^^ KocI SzczEciN~~

Kocie pogawędki

Moderatorzy: Estraven, Moderatorzy

Post » Śro lip 22, 2009 7:29

dybry 8)
Mam alergie na "kocie anioły" !
ObrazekObrazekObrazekObrazekObrazek

agiis-s

 
Posty: 7385
Od: Pon sty 29, 2007 14:18
Lokalizacja: Szczecin

Post » Śro lip 22, 2009 7:31

hej co słychać ciotki i wujkowie?
Mam alergie na "kocie anioły" !
ObrazekObrazekObrazekObrazekObrazek

agiis-s

 
Posty: 7385
Od: Pon sty 29, 2007 14:18
Lokalizacja: Szczecin

Post » Śro lip 22, 2009 7:49

agiis-s pisze:hej co słychać ciotki i wujkowie?

a no to ze biała zaraza sie rozlazła i mam zasikane całe mieszkanie
Obrazek Obrazek

monika74

 
Posty: 3711
Od: Czw gru 25, 2008 14:45
Lokalizacja: Świnoujście

Post » Śro lip 22, 2009 7:51

monika74 pisze:
agiis-s pisze:hej co słychać ciotki i wujkowie?

a no to ze biała zaraza sie rozlazła i mam zasikane całe mieszkanie


o kurczaczki.... 8O
Mam alergie na "kocie anioły" !
ObrazekObrazekObrazekObrazekObrazek

agiis-s

 
Posty: 7385
Od: Pon sty 29, 2007 14:18
Lokalizacja: Szczecin

Post » Śro lip 22, 2009 7:55

moi rezydenci uznali ze przegiełam i tez szczają gdzie popadnie demostrując oburzenie
na gwałt musze skołować wkład do feliweya
Obrazek Obrazek

monika74

 
Posty: 3711
Od: Czw gru 25, 2008 14:45
Lokalizacja: Świnoujście

Post » Śro lip 22, 2009 7:58

Dzien dobry!

Mam nadzieje, ze Istna sie odezwie w ciagu dnia.

Kya, z wetami to dobry pomysl, ale w gre wchodza chyba tylko ci, ktorych masz w miare blisko. Poza tym allegro, ale o tym to chyba wiesz lub nawet tam juz wystawiasz. Ew. jakies sklepy z pamiatkami dla turystow, ale tam oczywiscie z prowizja dla sklepu.
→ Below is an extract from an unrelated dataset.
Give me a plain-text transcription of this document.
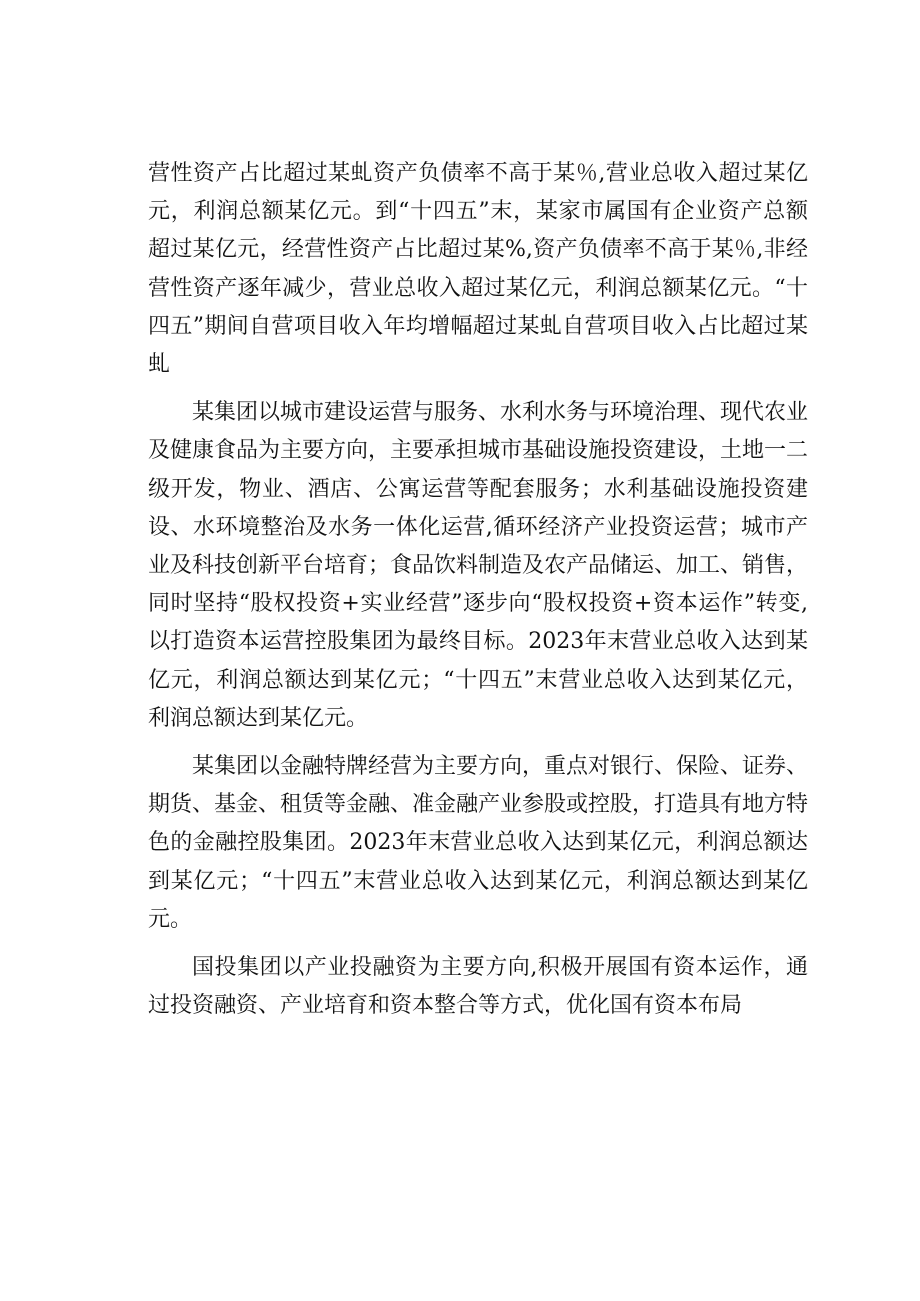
营性资产占比超过某虬资产负债率不高于某％,营业总收入超过某亿元，利润总额某亿元。到“十四五”末，某家市属国有企业资产总额超过某亿元，经营性资产占比超过某%,资产负债率不高于某％,非经营性资产逐年减少，营业总收入超过某亿元，利润总额某亿元。“十四五”期间自营项目收入年均增幅超过某虬自营项目收入占比超过某虬

某集团以城市建设运营与服务、水利水务与环境治理、现代农业及健康食品为主要方向，主要承担城市基础设施投资建设，土地一二级开发，物业、酒店、公寓运营等配套服务；水利基础设施投资建设、水环境整治及水务一体化运营,循环经济产业投资运营；城市产业及科技创新平台培育；食品饮料制造及农产品储运、加工、销售，同时坚持“股权投资+实业经营”逐步向“股权投资+资本运作”转变,以打造资本运营控股集团为最终目标。2023年末营业总收入达到某亿元，利润总额达到某亿元；“十四五”末营业总收入达到某亿元，利润总额达到某亿元。

某集团以金融特牌经营为主要方向，重点对银行、保险、证券、期货、基金、租赁等金融、准金融产业参股或控股，打造具有地方特色的金融控股集团。2023年末营业总收入达到某亿元，利润总额达到某亿元；“十四五”末营业总收入达到某亿元，利润总额达到某亿元。

国投集团以产业投融资为主要方向,积极开展国有资本运作，通过投资融资、产业培育和资本整合等方式，优化国有资本布局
Poki co nic innego mi do glowy nie przychodzi.
ObrazekObrazek

rudolfrudy

 
Posty: 533
Od: Śro sie 23, 2006 22:00
Lokalizacja: Szczecin

Post » Śro lip 22, 2009 8:46

Się witam :lol: Kolejnosc dzisiaj odwrocona,najpierw poszlam do kotow a teraz dopiero kawka .Wolalam najpierw towarzystwo nakarmic bo chyba bedzie burza ,duszno okropnie.


Eeeee....raczej nie bede lazic po wetach i " się prosić" ,jeszcze pomysla ,ze jakas naciagaczka jestem .Tak sobie pomyslalam ,ze karmiciele powinni miec jakis legalny papier ,cos w rodzaju legitymacji ;)i zamiast tlumaczyc sie 110 osobie machnac papierem pod nosem . Do ludzi czesto bardziej przemawia pieczątka jak slowa.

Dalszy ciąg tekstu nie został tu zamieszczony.